Runtime comparison across MED core distributions #245

minghangli-uni · 2024-11-26T23:55:20Z

The plots below compares the runtime performance of 4 configurations of the mediator component for a 1-year model run using the OM3 0.25deg configuration. Each configuration varies the number of cores allocated to the mediator while keeping the ocean and ice component core allocations constant. The configurations are described as follows,

MED 240 cores (1): DATM, DROF, MED, and ICE run sequentially. These components run concurrently with OCN.
MED 240 cores (2): DATM, DROF, and ICE run sequentially; OCN and MED run sequentially, but concurrently with the other components.
MED 480 cores (3): is similar to MED 240 cores (2) but doubles the number of cores allocated to the coupler component, increasing it to 480.
MED 480 cores (4): DATM, DROF, and ICE run sequentially, and run concurrently with OCN; MED overlaps partially with both ICE and OCN. This overlapping is to test reference sharing, which intends to reduce the coupling cost by improving data sharing efficiency.
The total number of cpus of the 4 configurations is the same -> 1584

Configuration	cpl_ntasks	ice_ntasks	ocn_ntasks	ocn_rootpe	cpl_rootpe
MED 240 cores (1)	240	240	1344	240	0
MED 240 cores (2)	240	240	1344	240	240
MED 480 cores (3)	480	240	1344	240	240
MED 480 cores (4)	480	240	1344	240	0

To be more clear, the y-axis represents the wall time, which is the mean of the total time spent in each region, averaged across all reporting PETs.

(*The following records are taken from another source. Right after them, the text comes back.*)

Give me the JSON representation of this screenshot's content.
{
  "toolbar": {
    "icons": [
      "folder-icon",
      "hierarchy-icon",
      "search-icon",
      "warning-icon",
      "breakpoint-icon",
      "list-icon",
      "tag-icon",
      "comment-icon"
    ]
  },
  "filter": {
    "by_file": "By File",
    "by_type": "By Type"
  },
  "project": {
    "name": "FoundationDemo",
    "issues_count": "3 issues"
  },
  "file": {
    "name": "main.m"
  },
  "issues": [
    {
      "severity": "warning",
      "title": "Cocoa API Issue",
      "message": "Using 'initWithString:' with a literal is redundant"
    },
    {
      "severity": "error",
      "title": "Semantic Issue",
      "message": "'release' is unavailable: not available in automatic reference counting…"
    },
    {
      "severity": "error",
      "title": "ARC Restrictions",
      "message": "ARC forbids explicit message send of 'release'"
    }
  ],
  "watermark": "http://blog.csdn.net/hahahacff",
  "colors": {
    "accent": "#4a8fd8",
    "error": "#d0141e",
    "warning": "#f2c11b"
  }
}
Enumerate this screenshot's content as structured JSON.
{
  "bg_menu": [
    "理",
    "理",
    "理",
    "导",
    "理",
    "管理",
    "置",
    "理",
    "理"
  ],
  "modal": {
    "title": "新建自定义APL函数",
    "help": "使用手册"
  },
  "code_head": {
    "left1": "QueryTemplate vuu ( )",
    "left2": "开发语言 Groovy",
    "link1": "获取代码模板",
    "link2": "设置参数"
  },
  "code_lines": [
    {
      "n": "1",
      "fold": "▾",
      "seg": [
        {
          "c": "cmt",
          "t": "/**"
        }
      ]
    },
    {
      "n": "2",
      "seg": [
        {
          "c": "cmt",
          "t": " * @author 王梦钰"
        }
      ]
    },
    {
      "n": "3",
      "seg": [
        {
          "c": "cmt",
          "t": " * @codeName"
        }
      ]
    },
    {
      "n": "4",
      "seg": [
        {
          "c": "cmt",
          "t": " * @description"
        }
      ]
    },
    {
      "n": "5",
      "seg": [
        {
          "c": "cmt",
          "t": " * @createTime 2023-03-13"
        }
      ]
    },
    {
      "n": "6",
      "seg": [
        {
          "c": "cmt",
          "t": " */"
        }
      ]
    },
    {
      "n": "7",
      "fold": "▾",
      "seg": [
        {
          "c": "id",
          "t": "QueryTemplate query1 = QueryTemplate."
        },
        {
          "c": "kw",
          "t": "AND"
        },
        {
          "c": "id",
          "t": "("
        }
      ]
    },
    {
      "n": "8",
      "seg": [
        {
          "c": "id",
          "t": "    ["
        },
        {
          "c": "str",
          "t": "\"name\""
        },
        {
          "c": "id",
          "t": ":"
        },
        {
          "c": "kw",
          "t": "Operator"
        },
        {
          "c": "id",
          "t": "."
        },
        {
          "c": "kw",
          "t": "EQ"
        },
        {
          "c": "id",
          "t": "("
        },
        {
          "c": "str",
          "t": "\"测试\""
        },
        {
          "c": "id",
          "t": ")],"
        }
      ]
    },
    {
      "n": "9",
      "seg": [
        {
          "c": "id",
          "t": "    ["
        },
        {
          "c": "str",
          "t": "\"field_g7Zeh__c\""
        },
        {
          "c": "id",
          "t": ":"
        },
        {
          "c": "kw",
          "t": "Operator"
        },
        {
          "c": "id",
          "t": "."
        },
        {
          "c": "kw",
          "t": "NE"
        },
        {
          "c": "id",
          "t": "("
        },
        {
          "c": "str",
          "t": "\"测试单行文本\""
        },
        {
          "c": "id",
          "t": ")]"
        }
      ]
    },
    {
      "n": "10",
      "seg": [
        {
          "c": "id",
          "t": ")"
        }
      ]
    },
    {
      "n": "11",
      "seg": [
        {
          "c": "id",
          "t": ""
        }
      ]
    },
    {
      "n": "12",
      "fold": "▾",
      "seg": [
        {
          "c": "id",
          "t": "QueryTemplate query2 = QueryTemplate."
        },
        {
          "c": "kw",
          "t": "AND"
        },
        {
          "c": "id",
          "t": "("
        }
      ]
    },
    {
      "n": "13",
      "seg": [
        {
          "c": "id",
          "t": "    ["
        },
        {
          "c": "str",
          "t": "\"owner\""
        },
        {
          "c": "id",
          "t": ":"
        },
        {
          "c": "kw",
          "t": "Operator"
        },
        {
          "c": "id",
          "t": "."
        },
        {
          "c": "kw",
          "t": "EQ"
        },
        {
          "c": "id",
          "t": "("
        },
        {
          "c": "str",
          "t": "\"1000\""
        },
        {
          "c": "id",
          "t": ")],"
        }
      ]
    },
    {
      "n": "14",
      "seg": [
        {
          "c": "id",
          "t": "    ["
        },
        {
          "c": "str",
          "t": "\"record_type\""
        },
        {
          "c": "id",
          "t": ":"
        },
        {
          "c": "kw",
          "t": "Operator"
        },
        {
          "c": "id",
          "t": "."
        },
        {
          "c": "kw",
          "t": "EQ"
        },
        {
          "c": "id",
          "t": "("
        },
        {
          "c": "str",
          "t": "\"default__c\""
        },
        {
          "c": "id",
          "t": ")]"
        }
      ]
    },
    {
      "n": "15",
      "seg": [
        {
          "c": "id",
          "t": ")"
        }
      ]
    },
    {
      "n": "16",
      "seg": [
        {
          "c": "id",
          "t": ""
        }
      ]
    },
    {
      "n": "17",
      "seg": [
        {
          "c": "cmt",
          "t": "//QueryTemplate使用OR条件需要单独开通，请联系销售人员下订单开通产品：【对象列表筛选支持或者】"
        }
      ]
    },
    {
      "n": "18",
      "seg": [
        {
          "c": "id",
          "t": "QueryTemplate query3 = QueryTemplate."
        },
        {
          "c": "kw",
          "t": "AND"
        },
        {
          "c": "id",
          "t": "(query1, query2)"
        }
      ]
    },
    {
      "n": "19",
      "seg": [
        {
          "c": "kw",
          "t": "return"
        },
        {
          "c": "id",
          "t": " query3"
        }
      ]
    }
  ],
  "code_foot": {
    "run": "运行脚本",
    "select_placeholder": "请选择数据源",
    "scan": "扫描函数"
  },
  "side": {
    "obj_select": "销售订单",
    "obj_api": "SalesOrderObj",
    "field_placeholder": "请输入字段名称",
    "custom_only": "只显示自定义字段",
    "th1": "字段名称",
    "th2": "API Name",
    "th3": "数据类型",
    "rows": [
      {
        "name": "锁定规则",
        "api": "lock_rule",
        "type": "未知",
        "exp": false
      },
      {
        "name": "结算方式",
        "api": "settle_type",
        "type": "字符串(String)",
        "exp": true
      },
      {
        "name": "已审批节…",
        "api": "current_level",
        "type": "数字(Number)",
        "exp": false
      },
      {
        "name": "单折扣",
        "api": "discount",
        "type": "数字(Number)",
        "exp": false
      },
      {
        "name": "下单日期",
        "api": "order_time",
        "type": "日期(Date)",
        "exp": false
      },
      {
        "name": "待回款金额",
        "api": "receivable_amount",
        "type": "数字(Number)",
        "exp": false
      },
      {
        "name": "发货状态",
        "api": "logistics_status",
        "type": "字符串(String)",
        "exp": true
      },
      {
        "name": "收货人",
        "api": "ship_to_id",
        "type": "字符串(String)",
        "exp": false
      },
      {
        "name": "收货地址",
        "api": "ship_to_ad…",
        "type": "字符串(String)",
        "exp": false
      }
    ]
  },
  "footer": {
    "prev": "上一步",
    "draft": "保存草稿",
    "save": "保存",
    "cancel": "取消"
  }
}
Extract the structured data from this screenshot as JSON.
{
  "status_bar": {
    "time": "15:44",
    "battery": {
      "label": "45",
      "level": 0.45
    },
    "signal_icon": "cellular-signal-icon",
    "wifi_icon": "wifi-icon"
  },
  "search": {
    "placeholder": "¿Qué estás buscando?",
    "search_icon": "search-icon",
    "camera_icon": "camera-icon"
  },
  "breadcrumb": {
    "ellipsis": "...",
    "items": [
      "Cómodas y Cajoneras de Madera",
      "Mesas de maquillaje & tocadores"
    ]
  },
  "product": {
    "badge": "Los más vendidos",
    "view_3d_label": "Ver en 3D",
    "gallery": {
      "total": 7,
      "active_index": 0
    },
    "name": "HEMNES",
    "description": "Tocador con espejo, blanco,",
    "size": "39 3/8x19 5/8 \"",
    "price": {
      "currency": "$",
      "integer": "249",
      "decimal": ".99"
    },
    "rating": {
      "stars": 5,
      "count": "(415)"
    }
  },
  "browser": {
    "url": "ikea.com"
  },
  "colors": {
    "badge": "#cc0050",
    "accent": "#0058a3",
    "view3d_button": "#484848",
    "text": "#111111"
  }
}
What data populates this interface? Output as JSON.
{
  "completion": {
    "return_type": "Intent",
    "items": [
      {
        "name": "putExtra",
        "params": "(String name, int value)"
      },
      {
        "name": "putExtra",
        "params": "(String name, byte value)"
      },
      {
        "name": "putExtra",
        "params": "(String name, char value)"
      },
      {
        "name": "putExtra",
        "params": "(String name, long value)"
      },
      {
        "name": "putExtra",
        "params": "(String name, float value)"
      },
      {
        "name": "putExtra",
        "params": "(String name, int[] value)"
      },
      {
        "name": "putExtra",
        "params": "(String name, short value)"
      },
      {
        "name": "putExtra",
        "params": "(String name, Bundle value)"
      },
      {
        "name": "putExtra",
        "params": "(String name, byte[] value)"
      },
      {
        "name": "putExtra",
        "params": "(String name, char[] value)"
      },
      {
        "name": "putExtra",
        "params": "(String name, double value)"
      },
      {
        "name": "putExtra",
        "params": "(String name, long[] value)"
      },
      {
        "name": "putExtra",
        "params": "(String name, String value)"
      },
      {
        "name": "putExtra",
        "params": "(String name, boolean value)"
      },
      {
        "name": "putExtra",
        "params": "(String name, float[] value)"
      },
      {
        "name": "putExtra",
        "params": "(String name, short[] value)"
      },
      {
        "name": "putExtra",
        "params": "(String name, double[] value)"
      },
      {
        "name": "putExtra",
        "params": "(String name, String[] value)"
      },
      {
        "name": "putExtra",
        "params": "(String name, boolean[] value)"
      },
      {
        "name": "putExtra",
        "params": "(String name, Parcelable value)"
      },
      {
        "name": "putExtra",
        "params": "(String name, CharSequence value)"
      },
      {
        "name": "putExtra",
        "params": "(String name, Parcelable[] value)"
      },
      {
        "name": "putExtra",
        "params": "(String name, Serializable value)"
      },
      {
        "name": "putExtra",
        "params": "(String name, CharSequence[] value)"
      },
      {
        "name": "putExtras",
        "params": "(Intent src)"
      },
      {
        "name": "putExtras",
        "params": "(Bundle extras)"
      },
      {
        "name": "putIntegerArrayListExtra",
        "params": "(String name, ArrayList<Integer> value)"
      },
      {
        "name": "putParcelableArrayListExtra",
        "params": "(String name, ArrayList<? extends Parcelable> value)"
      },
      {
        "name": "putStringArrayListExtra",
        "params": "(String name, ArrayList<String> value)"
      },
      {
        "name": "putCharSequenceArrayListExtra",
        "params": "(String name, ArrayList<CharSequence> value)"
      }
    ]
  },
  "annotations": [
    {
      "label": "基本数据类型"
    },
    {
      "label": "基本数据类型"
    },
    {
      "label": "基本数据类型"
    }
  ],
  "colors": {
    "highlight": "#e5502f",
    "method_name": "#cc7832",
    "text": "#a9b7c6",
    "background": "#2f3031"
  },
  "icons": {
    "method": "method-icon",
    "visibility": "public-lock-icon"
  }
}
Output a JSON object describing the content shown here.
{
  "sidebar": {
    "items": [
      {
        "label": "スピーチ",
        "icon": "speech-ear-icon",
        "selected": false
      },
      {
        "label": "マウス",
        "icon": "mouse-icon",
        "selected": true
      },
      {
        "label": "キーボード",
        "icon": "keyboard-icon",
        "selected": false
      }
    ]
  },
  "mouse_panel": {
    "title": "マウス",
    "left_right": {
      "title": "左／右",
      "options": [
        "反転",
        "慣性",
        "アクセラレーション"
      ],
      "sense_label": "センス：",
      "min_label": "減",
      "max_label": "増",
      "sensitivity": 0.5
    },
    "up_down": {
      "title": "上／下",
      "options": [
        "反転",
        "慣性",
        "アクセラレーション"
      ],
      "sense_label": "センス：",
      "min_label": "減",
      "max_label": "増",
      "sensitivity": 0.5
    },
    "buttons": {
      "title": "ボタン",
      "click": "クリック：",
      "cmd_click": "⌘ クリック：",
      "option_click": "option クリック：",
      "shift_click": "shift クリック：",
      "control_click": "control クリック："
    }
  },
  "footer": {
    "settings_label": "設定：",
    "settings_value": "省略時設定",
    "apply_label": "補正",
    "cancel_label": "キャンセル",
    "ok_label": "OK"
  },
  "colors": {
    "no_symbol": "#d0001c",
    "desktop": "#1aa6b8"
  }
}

runtime comparison - Major components

runtime comparison - MED (Top 7 phases)

In general, MED 240 cores (2) presents the best overall runtime performance.
The performance of gridded components (OCN/ICE) remains consistent, showing no significant changes.
The sequential MED-XXX [OCN/ICE] step reduces as more cores are allocated to MED, but the initialisation time for MED increases significantly with higher core counts.
For MED 480 cores (3), even though the MED-OCN runtime decreases by around 30%, the improvement in Ensemble Runphase compared to MED 240 cores (2) is surprisingly minimal (~1.6%). I will investigate the behind reason for this later.
MED 480 cores (4) shows the poorest performance both in total ESMF and Ensemble Runphase, suggesting that reference sharing does not provide performance benefits. However, the sequential steps for both OCN and ICE are reduced. The only issue is that med_phases_post_ocn is showing a jump.
The current optimal configuration is DATM, DROF, and ICE run sequentially; OCN and MED run sequentially, but concurrently with the other components. This setup achieves a balance between efficiency and resource utilisation, minimising runtime while maintaining component synchronisation.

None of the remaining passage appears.